Travelling to Santander on the Pont-Aven, how long does it take to off load in Santander.

Trevor


----------



## thieawin (Jun 7, 2006)

depends on where you are loaded and thus if you are first off or last off. It is a big boat and can take up to 45 minutes, plus 15 mins to queue and get through immigration and customs (passport control) so don't expect to be on the road to anywhere for an hour. Any less is a bonus


----------



## Grizzly (May 9, 2005)

As above. We have driven straight off from pole position and straight through all the officials with no stops at all. We have also been stuck in queues for everything from getting to the boat exit, checks on our papers and traffic on the roundabout outside the docks. The boat docks around lunchtime knocking off time and it is a good idea to use Street View etc to work out where you are going from the dock gate before you get there !

G


----------



## wug (May 19, 2011)

We were in Santander in early March waiting to board to return to the UK. The ship seemed quite full and the last one off was an hour after the first.
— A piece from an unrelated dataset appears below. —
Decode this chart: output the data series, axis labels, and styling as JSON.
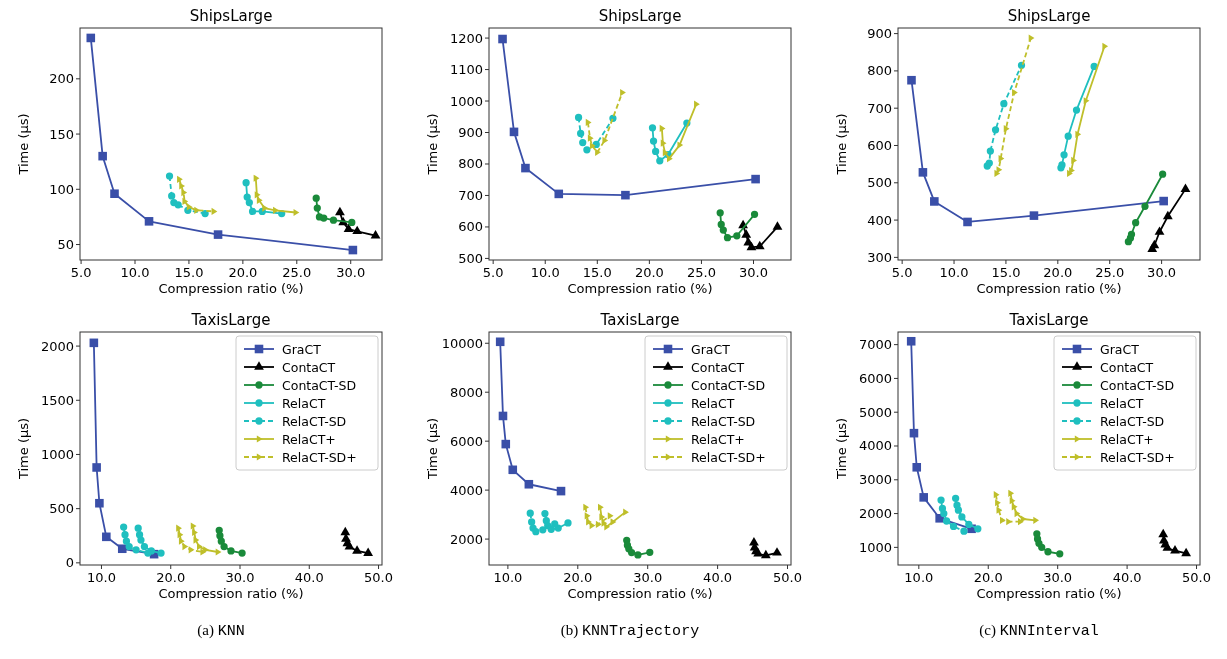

Passport control was quick except for the few who were pulled over - maybe another 10 mins for checks of mostly sports cars. There's a new road layout for getting to and from the port. There's a map and directions on the BF website. Santander Port Map


----------



## Grizzly (May 9, 2005)

Part of the slow movement, both before and after the revised route out of town, is that disembarking vehicles have to wait to get out of the dock gates as the traffic is busy. This results in queues and the officials can't always work as quickly as they might like to.

G


----------



## Levvo001 (Jun 11, 2009)

We were off and on the motorway in about 20 mins last month.
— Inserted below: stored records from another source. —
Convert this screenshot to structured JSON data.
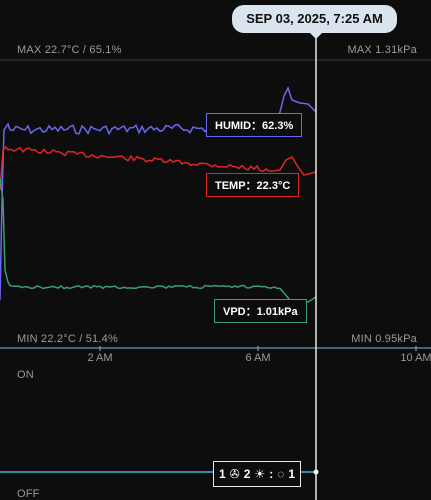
{
  "tooltip": {
    "datetime": "SEP 03, 2025, 7:25 AM"
  },
  "chart_data": {
    "type": "line",
    "x_ticks": [
      "2 AM",
      "6 AM",
      "10 AM"
    ],
    "max_left": "MAX 22.7°C / 65.1%",
    "max_right": "MAX 1.31kPa",
    "min_left": "MIN 22.2°C / 51.4%",
    "min_right": "MIN 0.95kPa",
    "series": [
      {
        "name": "HUMID",
        "label": "HUMID：62.3%",
        "color": "#6a67f0"
      },
      {
        "name": "TEMP",
        "label": "TEMP：22.3°C",
        "color": "#e0262b"
      },
      {
        "name": "VPD",
        "label": "VPD：1.01kPa",
        "color": "#3d9b75"
      }
    ],
    "outlet": {
      "on_label": "ON",
      "off_label": "OFF",
      "color": "#3fb6d9"
    }
  },
  "devices": {
    "fan_count": "1",
    "fan_icon": "fan-icon",
    "light_count": "2",
    "light_icon": "grow-light-icon",
    "loop_count": "1",
    "loop_icon": "loop-icon"
  }
}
That's after they'd sorted the "technical problem" which stopped them opening the doors which meant we and about 50 bikers were stuck in the very lowest deck for an hour...

The latest route out of the docks doesn't touch the town at all so the lunchtime traffic's not a problem. Plenty of speedbumps though...


----------



## Mike48 (May 1, 2005)

Grizzly said:


> Part of the slow movement, both before and after the revised route out of town, is that disembarking vehicles have to wait to get out of the dock gates as the traffic is busy. This results in queues and the officials can't always work as quickly as they might like to.
> 
> G


No longer the case. You exit via the dock access road which runs parallel to the coast and bring you out at the junction with the motorway. This is far better as you no longer have to go through the town or around the back of the town. This new route is very quick unlike the previous arrangement.


----------